Iron-related Interactions:

  • ↓ Absorption with antacids, calcium, dairy, tea, and coffee.
  • ↓ Absorption of drugs such as tetracycline, doxycycline, ciprofloxacin, and levodopa.

Folic Acid Interactions:

  • Antagonized by methotrexate, phenytoin, sulfasalazine, and trimethoprim.

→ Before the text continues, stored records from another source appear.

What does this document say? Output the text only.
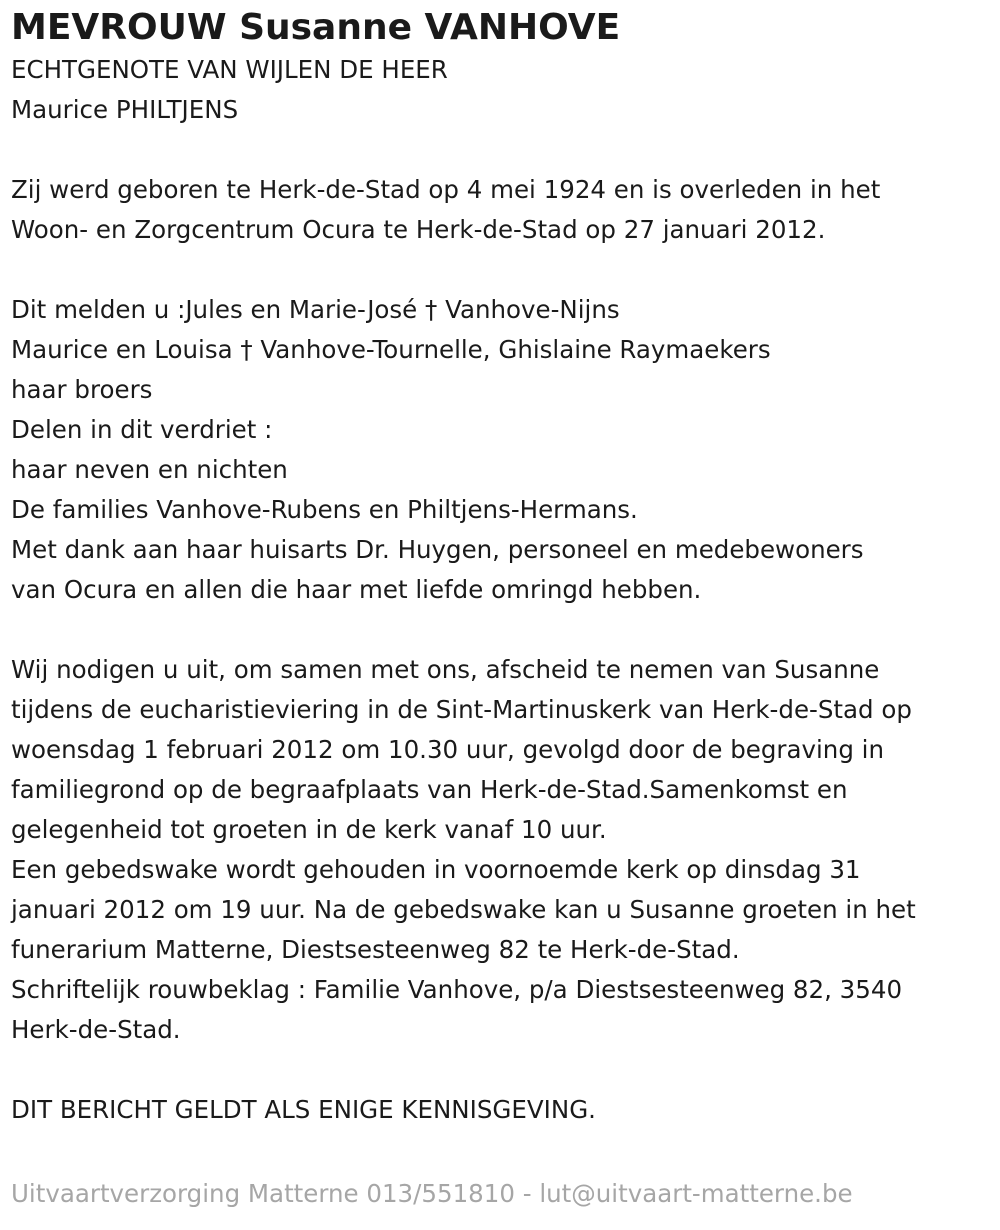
MEVROUW Susanne VANHOVE

ECHTGENOTE VAN WIJLEN DE HEER

Maurice PHILTJENS

Zij werd geboren te Herk-de-Stad op 4 mei 1924 en is overleden in het

Woon- en Zorgcentrum Ocura te Herk-de-Stad op 27 januari 2012.

Dit melden u :Jules en Marie-José † Vanhove-Nijns

Maurice en Louisa † Vanhove-Tournelle, Ghislaine Raymaekers

haar broers

Delen in dit verdriet :

haar neven en nichten

De families Vanhove-Rubens en Philtjens-Hermans.

Met dank aan haar huisarts Dr. Huygen, personeel en medebewoners

van Ocura en allen die haar met liefde omringd hebben.

Wij nodigen u uit, om samen met ons, afscheid te nemen van Susanne

tijdens de eucharistieviering in de Sint-Martinuskerk van Herk-de-Stad op

woensdag 1 februari 2012 om 10.30 uur, gevolgd door de begraving in

familiegrond op de begraafplaats van Herk-de-Stad.Samenkomst en

gelegenheid tot groeten in de kerk vanaf 10 uur.

Een gebedswake wordt gehouden in voornoemde kerk op dinsdag 31

januari 2012 om 19 uur. Na de gebedswake kan u Susanne groeten in het

funerarium Matterne, Diestsesteenweg 82 te Herk-de-Stad.

Schriftelijk rouwbeklag : Familie Vanhove, p/a Diestsesteenweg 82, 3540

Herk-de-Stad.

DIT BERICHT GELDT ALS ENIGE KENNISGEVING.

Uitvaartverzorging Matterne 013/551810 - lut@uitvaart-matterne.be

Zinc-related Interactions:

  • ↓ Absorption of tetracyclines, fluoroquinolones, and penicillamine.
  • High zinc intake may interfere with copper absorption.

Enzyme Involvement:

  • No significant CYP450 involvement; interactions primarily affect absorption rather than metabolism.
Recent Updates or Guidelines
  • WHO: Recommends daily iron and folic acid supplementation during pregnancy to reduce anemia and birth defects.
  • NICE (UK): Continues to endorse folic acid supplementation during preconception and first trimester.
  • Recent Formulation Updates: Some combination supplements now include Vitamin B12 to prevent masking of B12 deficiency.
Storage Conditions
  • Temperature: Store below 25°C.
  • Humidity: Keep in a dry place, protected from excessive moisture.
  • Light: Store in original packaging to protect from light.
  • Handling: Do not crush or chew. Shake suspensions well before use (if applicable).
  • Safety: Keep out of reach of children to prevent accidental ingestion and iron toxicity.